4096 thread limit in safekeepers. #3036

arssher · 2022-12-08T15:48:54Z

follow up of #2722

Essentially, due to tracing-subscriber usage we are limited to max 4096 threads, exceeding that causes panic.

I had a look at tracing-subscriber & sharded-slab crates. The former depends on the latter; sharded-slab allows to statically configure MAX_THREADS , but tracing-subscriber uses just default 4096 config.

see also tokio-rs/tracing#1485

The text was updated successfully, but these errors were encountered:

arssher · 2022-12-08T16:18:13Z

We should fix this quickly; 4k is a low limit.

I'd probably open a PR to tracing which would make sharded-slab config adjustable. However, generally tracing-subscriber is evidently tailored to async world, so we'd better understand potential problems here -- e.g. how much memory high MAX_THREADS would consume.

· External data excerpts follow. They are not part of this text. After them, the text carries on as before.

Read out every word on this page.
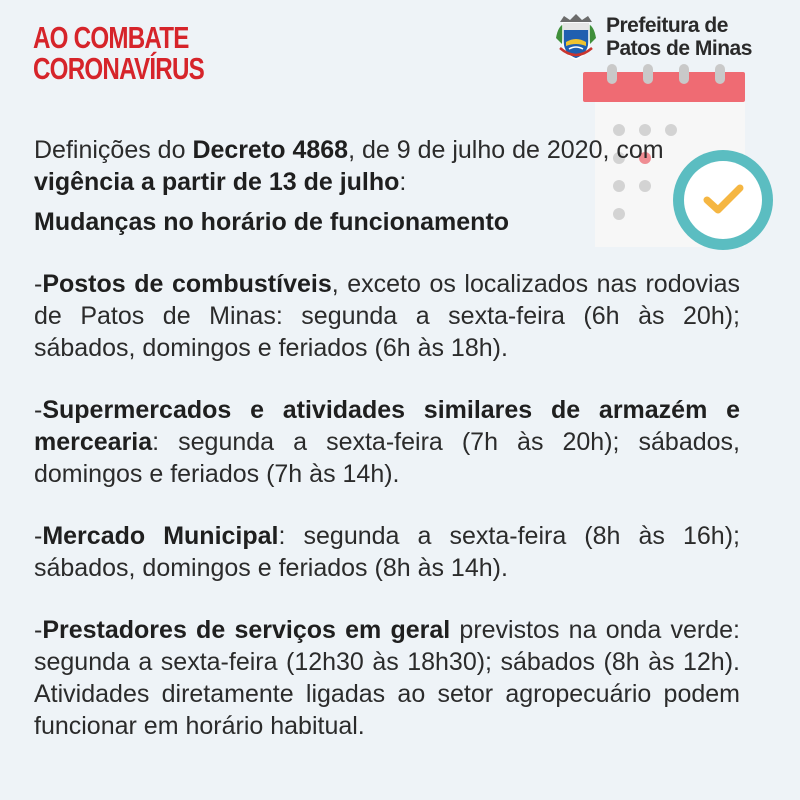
AO COMBATE
CORONAVÍRUS
Prefeitura de
Patos de Minas

Definições do Decreto 4868, de 9 de julho de 2020, com vigência a partir de 13 de julho:

Mudanças no horário de funcionamento

-Postos de combustíveis, exceto os localizados nas rodovias de Patos de Minas: segunda a sexta-feira (6h às 20h); sábados, domingos e feriados (6h às 18h).

-Supermercados e atividades similares de armazém e mercearia: segunda a sexta-feira (7h às 20h); sábados, domingos e feriados (7h às 14h).

-Mercado Municipal: segunda a sexta-feira (8h às 16h); sábados, domingos e feriados (8h às 14h).

-Prestadores de serviços em geral previstos na onda verde: segunda a sexta-feira (12h30 às 18h30); sábados (8h às 12h). Atividades diretamente ligadas ao setor agropecuário podem funcionar em horário habitual.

However, right now I'd just switch safekeeper to async in kinda pageserver mode: with separate runtimes (to prevent different jobs blocking each other) and sync io.

It is easy to do.
I'd like to avoid spawn_blocking for io as safekeeper is disk intensive, and it is not clear how expensive is offloading to the thread pool. IOW, spawn_blocking is the app which does little but writing to disc is pointless.
Blocking in io might hurt performance as well, but considering that CPU job of safekeepers is very small and taking into account that we can making the runtime large, essentially getting close to thread per connection model I don't expect impact to be significant.

In a broader picture, async without async disc io doesn't make sense for disc intensive safekeepers -- they should saturate disk much earlier than experience lack of CPU due to large number of connections. However, we use tokio for handy cancellations, and also several used libs are async, so the basic model is thread-per-connection with current thread runtime in each one. So it would be nice to reconcile tracing-subscriber with that or use something different (slog or something custom) -- however the latter doesn't look appealing with tracing being used in other parts of the project.

An alternative is the actual async disc io -- uring etc, but right now this is not a priority.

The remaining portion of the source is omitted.